Costimulated tumor-infiltrating lymphocytes are a feasible and safe alternative donor cell therapy for relapse after allogeneic stem cell transplantation

Abstract

Donor lymphocyte infusion (DLI), a standard relapse treatment after allogeneic stem cell transplantation (AlloSCT), has limited efficacy and often triggers GVHD. We hypothesized that after AlloSCT tumor-infiltrating donor lymphocytes could be costimulated ex vivo to preferentially activate/expand antitumor effectors. We tested the feasibility and safety of costimulated, tumor-derived donor lymphocyte (TDL) infusion in a phase 1 trial. Tumor was resected from 8 patients with B-cell malignancy progression post-AlloSCT; tumor cell suspensions were costimulated with anti-CD3/anti-CD28 Ab-coated magnetic beads and cultured to generate TDL products for each patient. Costimulation yielded increased proportions of T-bet(+)FoxP3(-) type 1 effector donor T cells. A median of 2.04 × 10(7) TDL/kg was infused; TDLs were well tolerated, notably without GVHD. Two transient positron emission tomography (PET) responses and 2 mixed responses were observed in these refractory tumors. TDL are a feasible, tolerable, and novel donor cell therapy alternative for relapse after AlloSCT.
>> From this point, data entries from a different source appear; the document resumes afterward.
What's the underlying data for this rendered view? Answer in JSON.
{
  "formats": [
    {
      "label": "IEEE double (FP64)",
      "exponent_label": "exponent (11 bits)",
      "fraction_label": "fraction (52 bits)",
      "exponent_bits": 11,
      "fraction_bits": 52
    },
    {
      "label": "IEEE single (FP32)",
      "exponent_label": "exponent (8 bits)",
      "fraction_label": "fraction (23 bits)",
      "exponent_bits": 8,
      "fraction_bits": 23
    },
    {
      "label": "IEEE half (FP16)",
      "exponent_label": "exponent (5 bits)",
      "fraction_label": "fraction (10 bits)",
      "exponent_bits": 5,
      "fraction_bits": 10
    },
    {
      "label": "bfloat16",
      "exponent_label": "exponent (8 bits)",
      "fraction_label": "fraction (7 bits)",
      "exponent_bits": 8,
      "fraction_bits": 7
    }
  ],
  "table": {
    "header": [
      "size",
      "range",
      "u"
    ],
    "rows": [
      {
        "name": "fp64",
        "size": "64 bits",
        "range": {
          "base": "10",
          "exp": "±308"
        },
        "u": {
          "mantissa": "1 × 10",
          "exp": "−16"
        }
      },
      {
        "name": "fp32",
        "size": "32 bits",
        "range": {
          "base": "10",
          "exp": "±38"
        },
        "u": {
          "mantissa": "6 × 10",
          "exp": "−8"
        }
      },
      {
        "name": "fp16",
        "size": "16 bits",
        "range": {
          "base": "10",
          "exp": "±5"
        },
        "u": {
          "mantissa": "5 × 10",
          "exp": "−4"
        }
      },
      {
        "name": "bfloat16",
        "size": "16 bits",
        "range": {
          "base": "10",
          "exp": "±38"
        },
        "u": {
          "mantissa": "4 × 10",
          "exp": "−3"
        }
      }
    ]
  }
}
Trial registration: ClinicalTrials.gov NCT00445666.

Figures

Figure 1

18FDG-PET responses. (A) 18FDG-PET before and at 4 and 8 weeks after TDL. PN6, a 36-year-old with primary-refractory HL with unabated disease progression following myeloablative conditioning and a 6 of 6 HLA-matched sibling-donor AlloSCT with posttransplantation in vivo T-cell depletion with cyclophosphamide. Transient responses followed radiation and gemcitabine, vinorelbine, and liposomal doxorubicin therapies. Twenty-eight months post-AlloSCT, TDL were generated from a right axillary tumor harvest and 26.3 × 106 TDL/kg were infused. Moderate pain and tenderness at sites of chest wall tumor and worsening of pleural effusions developed 1 week after infusion. At restaging, 18FDG-PET-CT demonstrated decreasing standardize uptake values (SUV) in all lesions over 3 consecutive months. By 4 months, however, PET showed increasing SUV in prior sites of disease, which correlated with clinical progression. Shown are coronal maximum intensity projection (MIP) images with a cutoff intensity of 2.5 SUV. (B) Transverse 18FDG-PET-CT fusion images demonstrate decreased SUV in PN8, a 35-year-old with relapsed HL, whose disease progressed from best partial response 6 months after reduced-intensity conditioning and a T-cell replete, 6 of 6 HLA-matched sibling-donor AlloSCT. The patient was treated with vinblastine and subsequently with 3 cycles of dose-adjusted EPOCH (etoposide, vincristine, adriamycin, prednisone, and cyclophosphamide) plus DLI. Seventy months from AlloSCT, TDL were generated from a right axillary tumor harvest, and 91.2 × 106 TDL/kg were infused. Grade 2 cytokine release syndrome (culture-negative fevers to 39.5°C, mild hypotension, and tachycardia) was observed from 4 to 24 hours after infusion. 18FDG-PET-CT was stable at 4 weeks, then demonstrated decrease in SUV in multiple sites of disease at 2 months; tumor size was stable by CT. At 4 months, although PET-CT did not show clear progression, the patient developed severe radicular pain associated with tumor-involved cervical lymph nodes requiring additional therapy.